Called the Diversity, Equity and Opportunity Initiative, the effort will have the goal of developing ways for employers to further diversity, as well as connecting underrepresented communities with economic and educational opportunities.
Massachusetts High Technology Council (MHTC), a Burlington-based organization of approximately 150 members, was set to announce the initiative during its annual meeting, held online Thursday.
“We want to make sure that technology employers, our economy in general, has workplaces that are opening, welcome and encourage Black and Brown minorities, women to find meaningful careers where they can grow into increasingly better leadership roles,” Chris Anderson, MHTC’s president, said ahead of the meeting. “Part of doing that is looking at what are the root causes that currently contribute to systematic racism. The education component is very important.”

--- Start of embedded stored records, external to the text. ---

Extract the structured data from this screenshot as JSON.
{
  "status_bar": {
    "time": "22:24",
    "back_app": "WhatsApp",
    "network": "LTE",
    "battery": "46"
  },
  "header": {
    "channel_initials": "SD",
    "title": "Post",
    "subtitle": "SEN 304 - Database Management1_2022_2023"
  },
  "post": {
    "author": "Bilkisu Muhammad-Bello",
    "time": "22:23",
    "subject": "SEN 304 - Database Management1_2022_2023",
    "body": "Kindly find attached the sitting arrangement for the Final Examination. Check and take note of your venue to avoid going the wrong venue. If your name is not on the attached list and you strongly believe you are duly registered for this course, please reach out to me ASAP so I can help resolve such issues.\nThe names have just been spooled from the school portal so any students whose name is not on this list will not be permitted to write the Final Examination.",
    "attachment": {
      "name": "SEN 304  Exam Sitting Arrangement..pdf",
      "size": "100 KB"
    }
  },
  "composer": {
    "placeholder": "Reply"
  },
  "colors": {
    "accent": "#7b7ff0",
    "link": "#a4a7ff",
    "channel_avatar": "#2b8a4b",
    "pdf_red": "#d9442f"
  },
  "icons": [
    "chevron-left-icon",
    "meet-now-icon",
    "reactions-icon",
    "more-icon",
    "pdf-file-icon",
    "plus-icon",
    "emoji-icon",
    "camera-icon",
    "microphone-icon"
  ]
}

A group of individuals who are both experienced and passionate about diversity, equity and opportunity will be involved in the initiative, led by the council’s executive committee, according to Anderson. Stephen Pagliuca, a member of the committee, co-chairman at Bain Capital LLC and co-owner of the Boston Celtics, plans to play a key role; Corey Thomas, CEO of cybersecurity company Rapid7 Inc. (Nasdaq: RPD) is also participating, Anderson said.
Boston-based private equity giant Bain Capital last month committed to provide more than $100 million over the next decade to nonprofits focused on racial equality and similar issues.

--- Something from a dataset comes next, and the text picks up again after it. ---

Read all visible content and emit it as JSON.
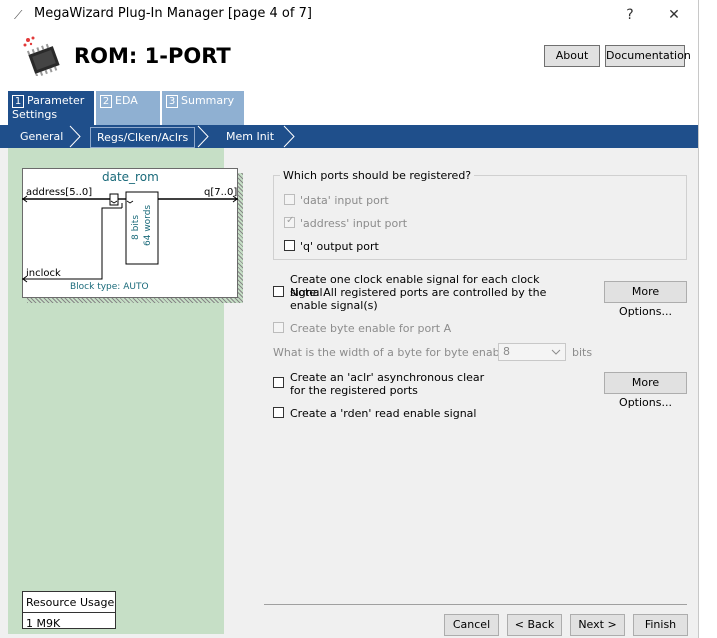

Anderson said that the diversity initiative is designed much like the council’s Women in Leadership Initiative, now in its second year, with the goal of changing the culture.

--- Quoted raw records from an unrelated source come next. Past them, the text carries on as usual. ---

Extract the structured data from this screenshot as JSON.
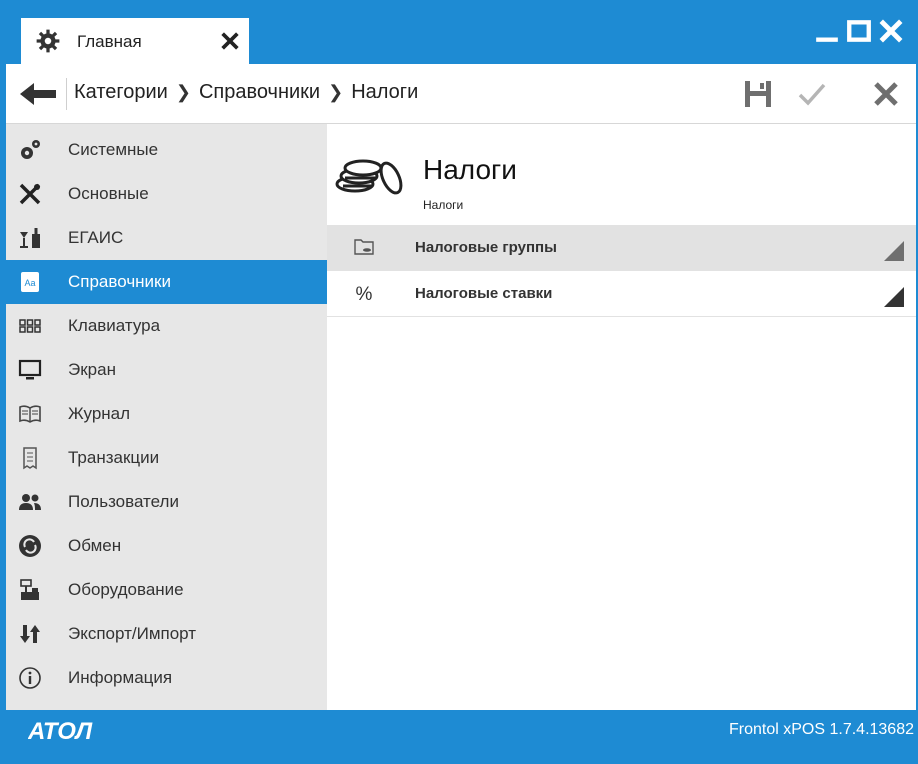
{
  "titlebar": {
    "tab_label": "Главная"
  },
  "breadcrumb": {
    "items": [
      "Категории",
      "Справочники",
      "Налоги"
    ]
  },
  "sidebar": {
    "items": [
      {
        "label": "Системные",
        "icon": "gears-icon"
      },
      {
        "label": "Основные",
        "icon": "tools-icon"
      },
      {
        "label": "ЕГАИС",
        "icon": "bottles-icon"
      },
      {
        "label": "Справочники",
        "icon": "dictionary-icon",
        "active": true
      },
      {
        "label": "Клавиатура",
        "icon": "keyboard-icon"
      },
      {
        "label": "Экран",
        "icon": "monitor-icon"
      },
      {
        "label": "Журнал",
        "icon": "book-icon"
      },
      {
        "label": "Транзакции",
        "icon": "receipt-icon"
      },
      {
        "label": "Пользователи",
        "icon": "users-icon"
      },
      {
        "label": "Обмен",
        "icon": "sync-icon"
      },
      {
        "label": "Оборудование",
        "icon": "cash-register-icon"
      },
      {
        "label": "Экспорт/Импорт",
        "icon": "export-import-icon"
      },
      {
        "label": "Информация",
        "icon": "info-icon"
      }
    ]
  },
  "main": {
    "title": "Налоги",
    "subtitle": "Налоги",
    "rows": [
      {
        "label": "Налоговые группы",
        "icon": "folder-icon",
        "selected": true
      },
      {
        "label": "Налоговые ставки",
        "icon": "percent-icon",
        "selected": false
      }
    ]
  },
  "footer": {
    "brand": "АТОЛ",
    "version": "Frontol xPOS 1.7.4.13682"
  },
  "colors": {
    "accent": "#1e8bd3",
    "sidebar_bg": "#e7e7e7",
    "selected_row": "#e2e2e2"
  }
}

“This is an evolving effort that will first focus on developing a leadership team,” Anderson said. “We already have many members of that team in place and our executive committee will lead this just like they lead the Covid-19 project … We’re going to take a look at a whole bunch of these root causes. And then determine where we can have impact not in a six-month period, but over an extended period of time.”
The announcement comes as a number of initiatives focused on diversity and race have been mushrooming in Massachusetts and nationwide, as a renovated focus on racial equality and racial justice spurred from the ongoing demonstrations over the death of George Floyd in Minnesota.
In Boston, executives from General Electric Co., State Street Corp. and other major employers are launching the New Commonwealth Racial Equity and Social Justice Fund, a fundraising operation starting at $20 million that takes aim at systemic racism in Boston and across the state. In June, Mayor Marty Walsh declared racism to be a public health crisis in Boston and set up a racial equity fund, with aims to focus on local nonprofits that empower Black and Brown residents.
“Money is good. Money is important, but you can’t just put money into the same systems without understanding how we’re going to change those systems,” Anderson said.
“You get to the point where events make something that was important, an urgent priority,” he added. “And, clearly, the unrest as a result of what happened in Minnesota that has been lingering for over a month now is something that you can’t ignore.”